Rights of succession and the partnership tenancy

Published on
3 min read

A family dispute illustrates the problems that can arise from an agricultural tenancy.

The case of Shirt v Shirt is a sorry family dispute of a nature all too familiar to those practicing agricultural law. Part of a wide ranging dispute concerned an agricultural tenancy of Rufford Farm.

The tenancy was granted to the father, Stanley Shirt, but when he set up a partnership with his wife Marie and son Alan, it was agreed that the tenancy was a partnership asset. Marie died and the relationship between father and son broke down. Before the partnership came to an end, the father failed to pay the rent for Rufford Farm and the tenancy was lost when the landlord served a notice to quit. The Court of Appeal has now upheld a claim by Alan that his succession rights to that tenancy were partnership assets, and that their loss should be taken into account in the claims between father and son on the dissolution of the partnership.

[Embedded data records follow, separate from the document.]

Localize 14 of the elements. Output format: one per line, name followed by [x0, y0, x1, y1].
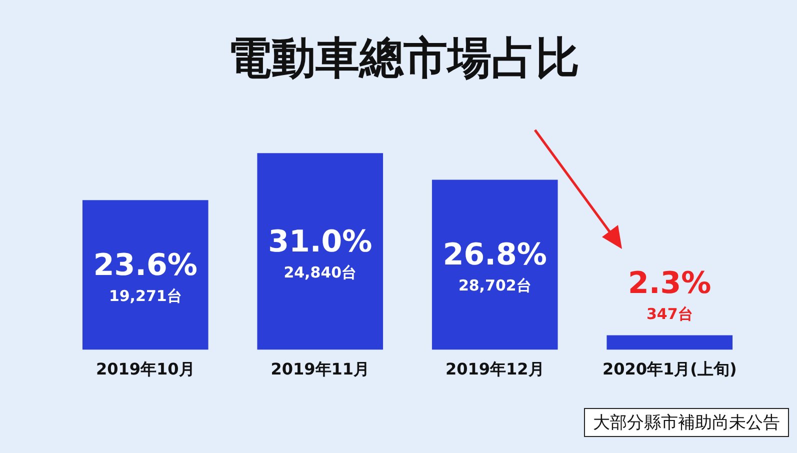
data-label: 26.8% 28,702台: [442, 238, 547, 295]
data-label: 31.0% 24,840台: [268, 224, 372, 282]
bar: [606, 335, 733, 350]
chart-title: 電動車總市場占比: [228, 32, 580, 84]
x-tick-label: 2020年1月(上旬): [602, 360, 737, 379]
bar: [432, 180, 558, 350]
x-tick-label: 2019年10月: [96, 360, 195, 379]
data-label: 2.3% 347台: [628, 266, 712, 324]
x-tick-label: 2019年12月: [445, 360, 544, 379]
bar: [257, 153, 384, 350]
x-tick-label: 2019年11月: [270, 360, 370, 379]
text: 大部分縣市補助尚未公告: [584, 408, 789, 437]
bar: [82, 200, 208, 350]
data-label: 23.6% 19,271台: [93, 248, 198, 305]
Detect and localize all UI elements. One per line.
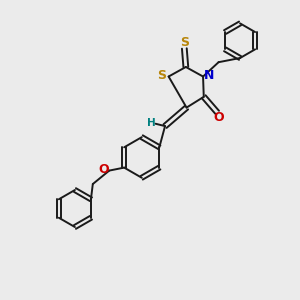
Text: O: O <box>99 164 110 176</box>
Text: N: N <box>204 69 214 82</box>
Text: S: S <box>180 36 189 49</box>
Text: H: H <box>147 118 156 128</box>
Text: S: S <box>158 69 166 82</box>
Text: O: O <box>213 111 224 124</box>
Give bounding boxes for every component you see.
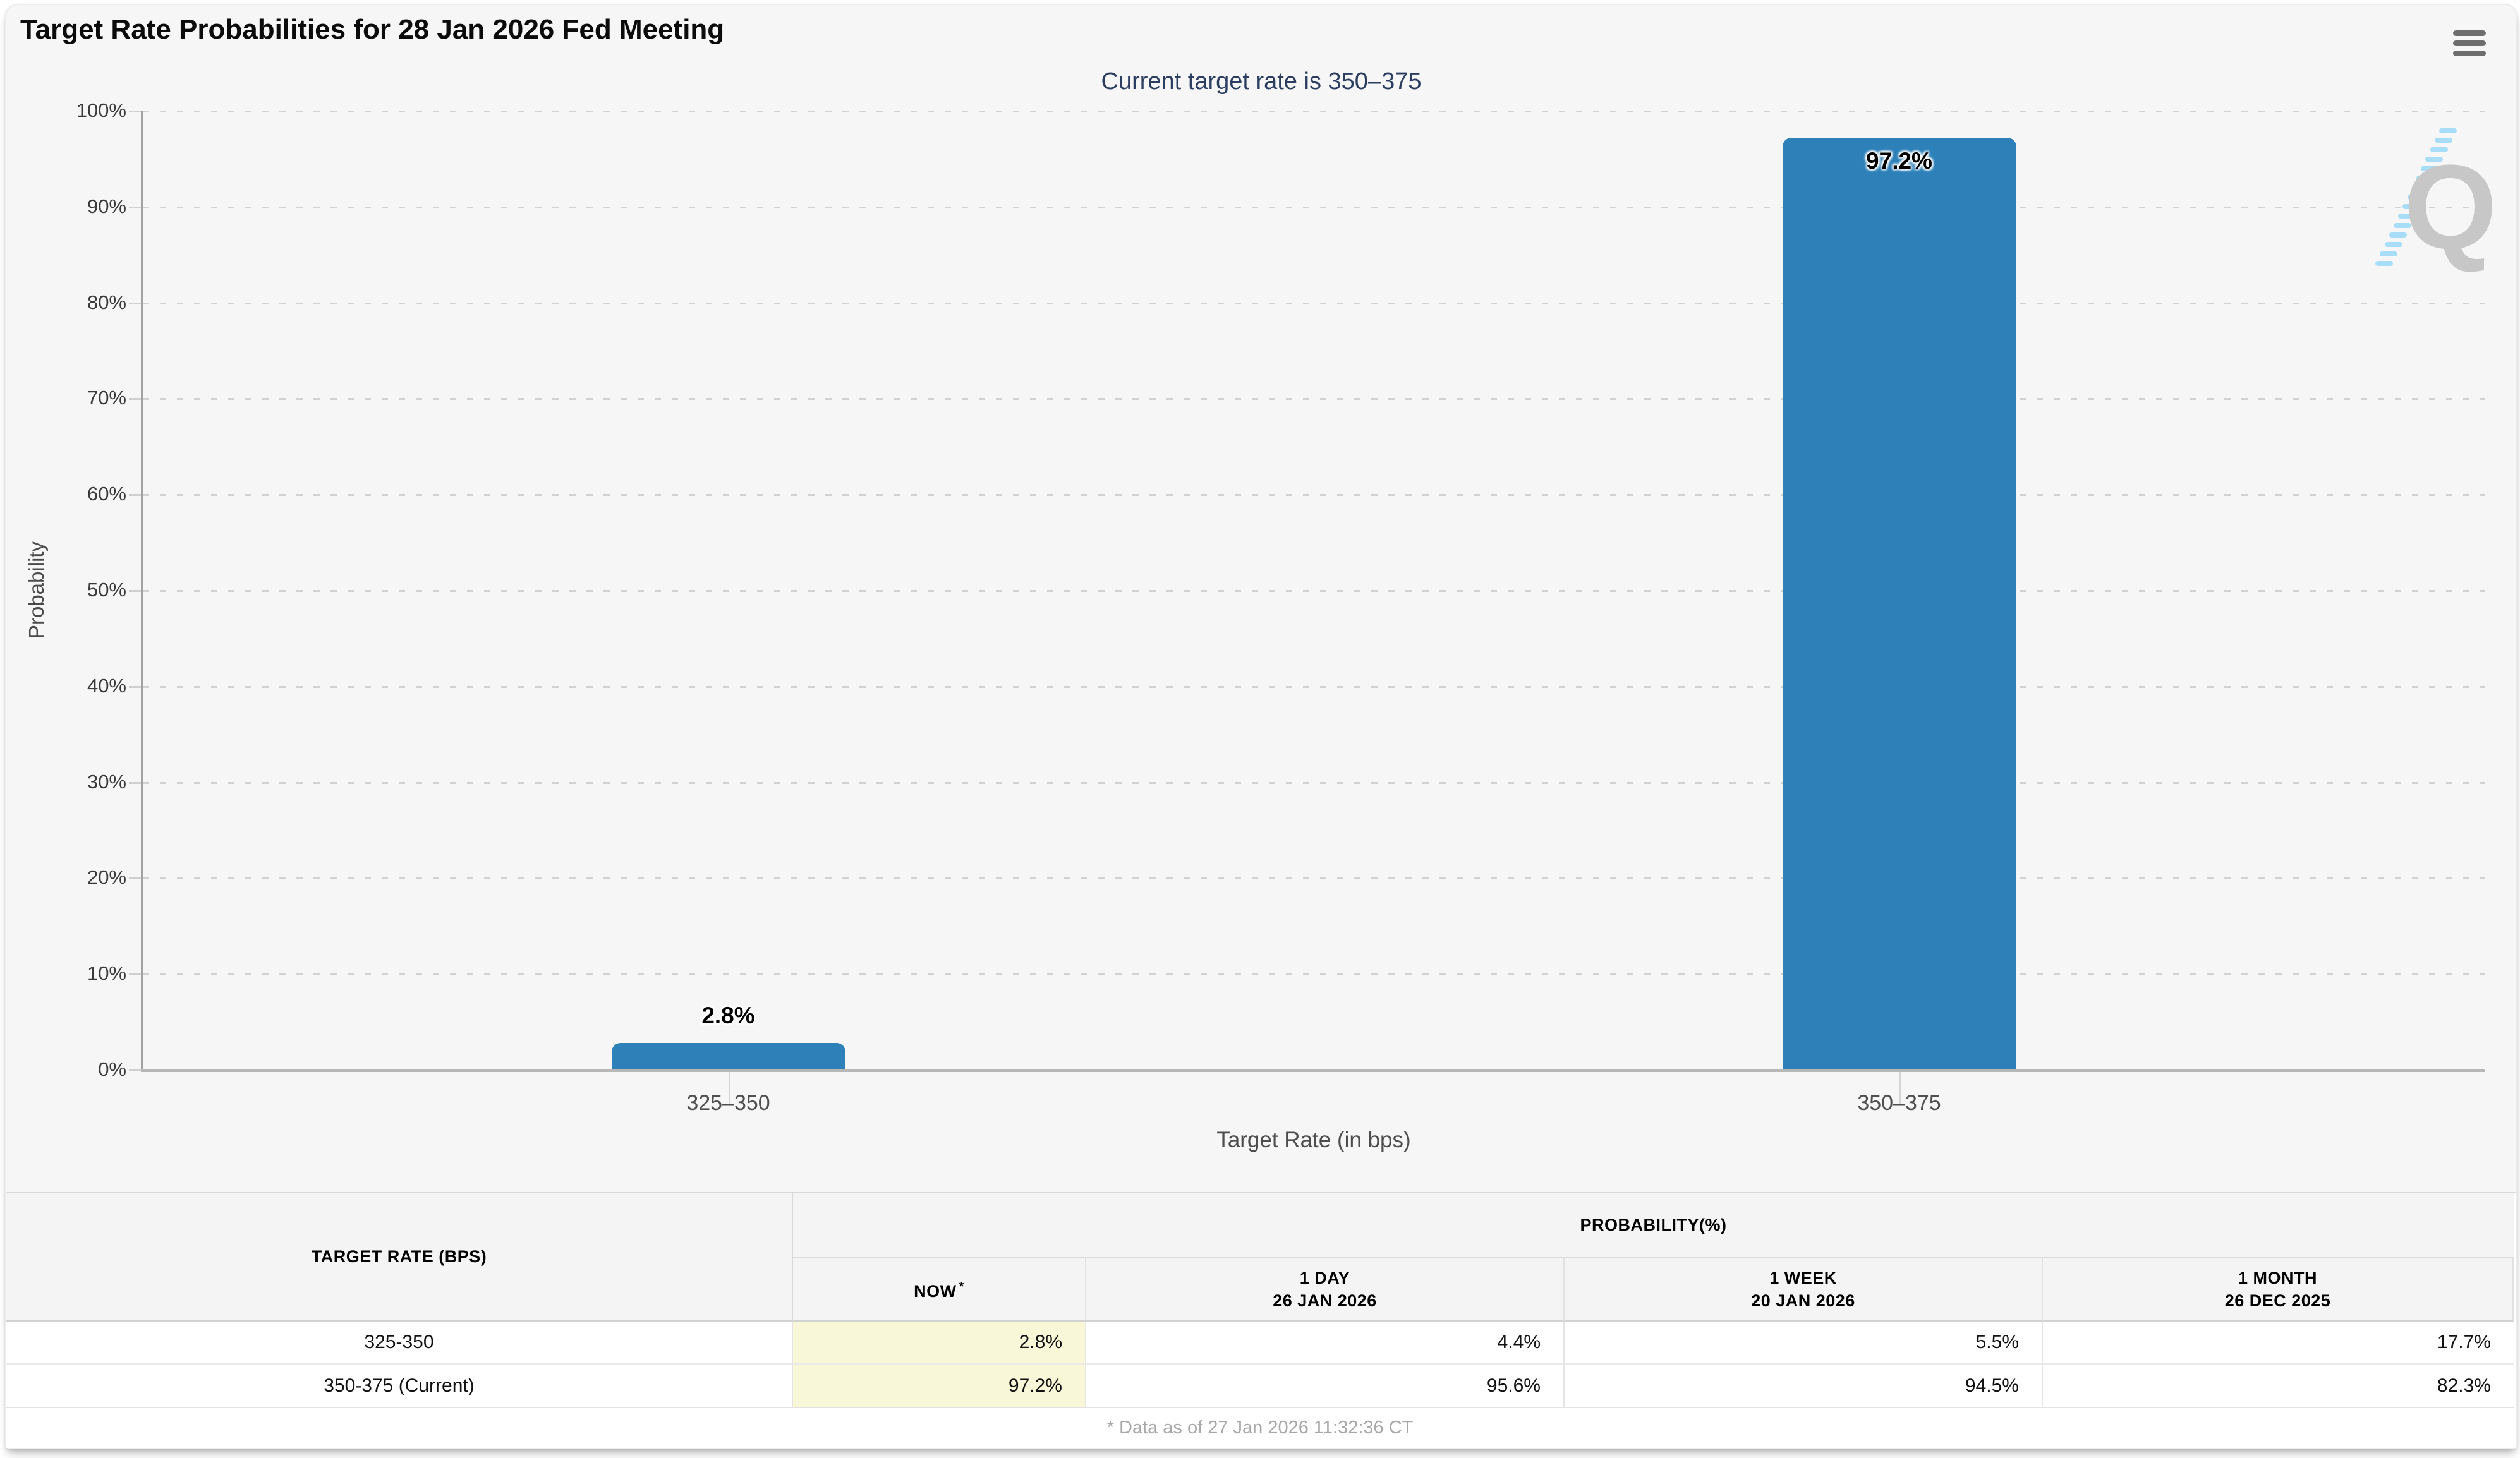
table-cell-1-week: 5.5% [1565, 1322, 2043, 1365]
table-cell-1-week: 94.5% [1565, 1365, 2043, 1408]
col-header-1-week-date: 20 JAN 2026 [1751, 1291, 1855, 1310]
y-axis-tick [129, 590, 143, 592]
col-header-now: NOW * [793, 1258, 1086, 1322]
y-axis-tick [129, 877, 143, 880]
table-cell-1-day: 4.4% [1086, 1322, 1565, 1365]
hamburger-menu-icon [2453, 50, 2486, 56]
watermark-dash-icon [2398, 214, 2416, 219]
y-axis-label: 80% [87, 291, 126, 313]
hamburger-menu-icon [2453, 30, 2486, 36]
table-footnote: * Data as of 27 Jan 2026 11:32:36 CT [6, 1408, 2514, 1448]
gridline [143, 877, 2485, 880]
col-header-1-day-date: 26 JAN 2026 [1273, 1291, 1377, 1310]
bar-350-375[interactable]: 97.2% [1782, 137, 2016, 1069]
gridline [143, 685, 2485, 688]
col-header-1-month-label: 1 MONTH [2238, 1268, 2317, 1287]
y-axis-label: 40% [87, 674, 126, 697]
x-axis-line [141, 1069, 2485, 1072]
gridline [143, 206, 2485, 208]
table-cell-rate: 325-350 [6, 1322, 793, 1365]
y-axis-label: 90% [87, 195, 126, 217]
watermark-dash-icon [2430, 147, 2448, 152]
x-axis-tick [728, 1072, 730, 1104]
chart-title: Target Rate Probabilities for 28 Jan 202… [20, 14, 725, 45]
watermark-dash-icon [2416, 176, 2434, 181]
y-axis-tick [129, 973, 143, 976]
y-axis-tick [129, 781, 143, 784]
table-cell-now: 97.2% [793, 1365, 1086, 1408]
y-axis-tick [129, 302, 143, 304]
chart-subtitle: Current target rate is 350–375 [1101, 68, 1422, 95]
x-axis-category-label: 325–350 [686, 1091, 770, 1115]
gridline [143, 590, 2485, 592]
col-header-now-label: NOW [914, 1282, 957, 1301]
y-axis-label: 30% [87, 770, 126, 793]
y-axis-tick [129, 494, 143, 497]
y-axis-title: Probability [25, 541, 48, 639]
watermark-dash-icon [2425, 157, 2444, 162]
x-axis-category-label: 350–375 [1857, 1091, 1941, 1115]
bar-325-350[interactable]: 2.8% [611, 1003, 845, 1069]
chart-context-menu-button[interactable] [2449, 24, 2490, 62]
col-header-target-rate: TARGET RATE (BPS) [6, 1193, 793, 1322]
watermark-dash-icon [2380, 251, 2398, 256]
watermark-dash-icon [2434, 138, 2452, 143]
watermark-dash-icon [2411, 185, 2430, 190]
table-cell-1-day: 95.6% [1086, 1365, 1565, 1408]
col-header-1-week-label: 1 WEEK [1769, 1268, 1837, 1287]
gridline [143, 494, 2485, 497]
col-group-header-probability: PROBABILITY(%) [793, 1193, 2514, 1258]
x-axis-title: Target Rate (in bps) [1216, 1128, 1411, 1152]
col-header-1-month-date: 26 DEC 2025 [2224, 1291, 2331, 1310]
y-axis-label: 70% [87, 387, 126, 409]
col-header-1-day: 1 DAY 26 JAN 2026 [1086, 1258, 1565, 1322]
hamburger-menu-icon [2453, 40, 2486, 46]
col-header-1-week: 1 WEEK 20 JAN 2026 [1565, 1258, 2043, 1322]
table-cell-1-month: 82.3% [2043, 1365, 2514, 1408]
probability-table: TARGET RATE (BPS) PROBABILITY(%) NOW * 1 … [6, 1192, 2516, 1448]
y-axis-tick [129, 685, 143, 688]
y-axis-tick [129, 398, 143, 401]
watermark-dash-icon [2407, 195, 2425, 200]
y-axis-label: 20% [87, 866, 126, 889]
watermark-dash-icon [2375, 261, 2394, 266]
y-axis-label: 50% [87, 579, 126, 601]
gridline [143, 781, 2485, 784]
chart-card: Target Rate Probabilities for 28 Jan 202… [5, 4, 2517, 1449]
col-header-1-day-label: 1 DAY [1299, 1268, 1350, 1287]
table-cell-rate: 350-375 (Current) [6, 1365, 793, 1408]
y-axis-tick [129, 111, 143, 112]
y-axis-label: 0% [98, 1058, 126, 1080]
gridline [143, 973, 2485, 976]
watermark-dash-icon [2389, 232, 2407, 238]
gridline [143, 111, 2485, 112]
bar-value-label: 97.2% [1866, 147, 1932, 174]
y-axis-tick [129, 1069, 143, 1071]
gridline [143, 302, 2485, 304]
footnote-asterisk: * [959, 1280, 964, 1294]
gridline [143, 398, 2485, 401]
y-axis-label: 100% [76, 99, 126, 121]
col-header-1-month: 1 MONTH 26 DEC 2025 [2043, 1258, 2514, 1322]
bar-value-label: 2.8% [701, 1002, 755, 1028]
watermark-dash-icon [2394, 223, 2411, 228]
y-axis-tick [129, 206, 143, 208]
y-axis-label: 10% [87, 962, 126, 985]
watermark-dash-icon [2384, 242, 2402, 247]
x-axis-tick [1899, 1072, 1901, 1104]
plot-area: 100% 90% 80% 70% 60% 50% 40% 30% 20% 10%… [25, 100, 2497, 1153]
table-cell-1-month: 17.7% [2043, 1322, 2514, 1365]
watermark-dash-icon [2439, 128, 2457, 133]
y-axis-label: 60% [87, 483, 126, 505]
watermark-dash-icon [2421, 166, 2439, 171]
y-axis-line [141, 111, 143, 1072]
table-cell-now: 2.8% [793, 1322, 1086, 1365]
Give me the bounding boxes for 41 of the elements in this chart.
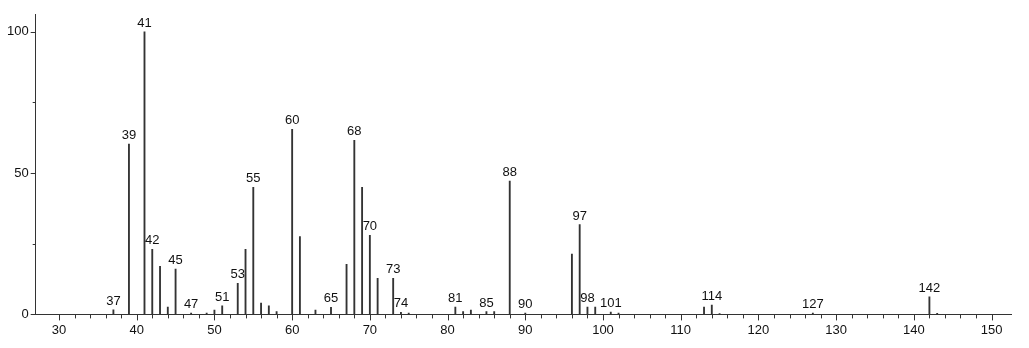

This decision was based on the case of Keech v Sandford and the principle that if a trustee holds a lease as trust property and then renews it, then that new lease is also trust property. This would be clearly correct in some circumstances but in many cases seems wrong in principle.

The decision assumes that even when father was alive there was a separate asset, independent of the tenancy itself, namely the right to apply for succession if at some unknown date in the future Alan was still eligible. Of course he might not be. He might have died or given up farming. Not every right is a legal asset. That was made clear in the legal debate about the nature of milk quota. The right , for example, to apply for a driving licence is not a legal asset. Not every right which relates to a tenancy is considered at law to derive from it. The statutory compensation payable to an agricultural tenant for disturbance is tax free because it derives from statute rather than from the tenancy.
The Court of Appeal said that Alan’s right to succeed derived from his occupation as partner. The true analysis is that it derives from a statutory right with three tests, only one of which related to Alan’s role as partner, and even that could have been fulfilled in other ways.

In a partnership of two partners it is a strange idea that when Stanley dies and Alan succeeds in claiming succession of tenancy, Alan would hold that new tenancy on trust for a partnership which would no longer be in existence.

This part of the decision seems incorrect and has worrying consequences. If it is right, will a son in Alan’s position be in breach of his partnership duties if he buys more land that would disqualify him under the qualifying unit test? Will a son in Alan’s position now be considered to hold a valuable asset for tax purposes?

The law has suddenly and un-necessarily become more difficult through a questionable decision of the Court of Appeal. In short, is the Shirt decision pants?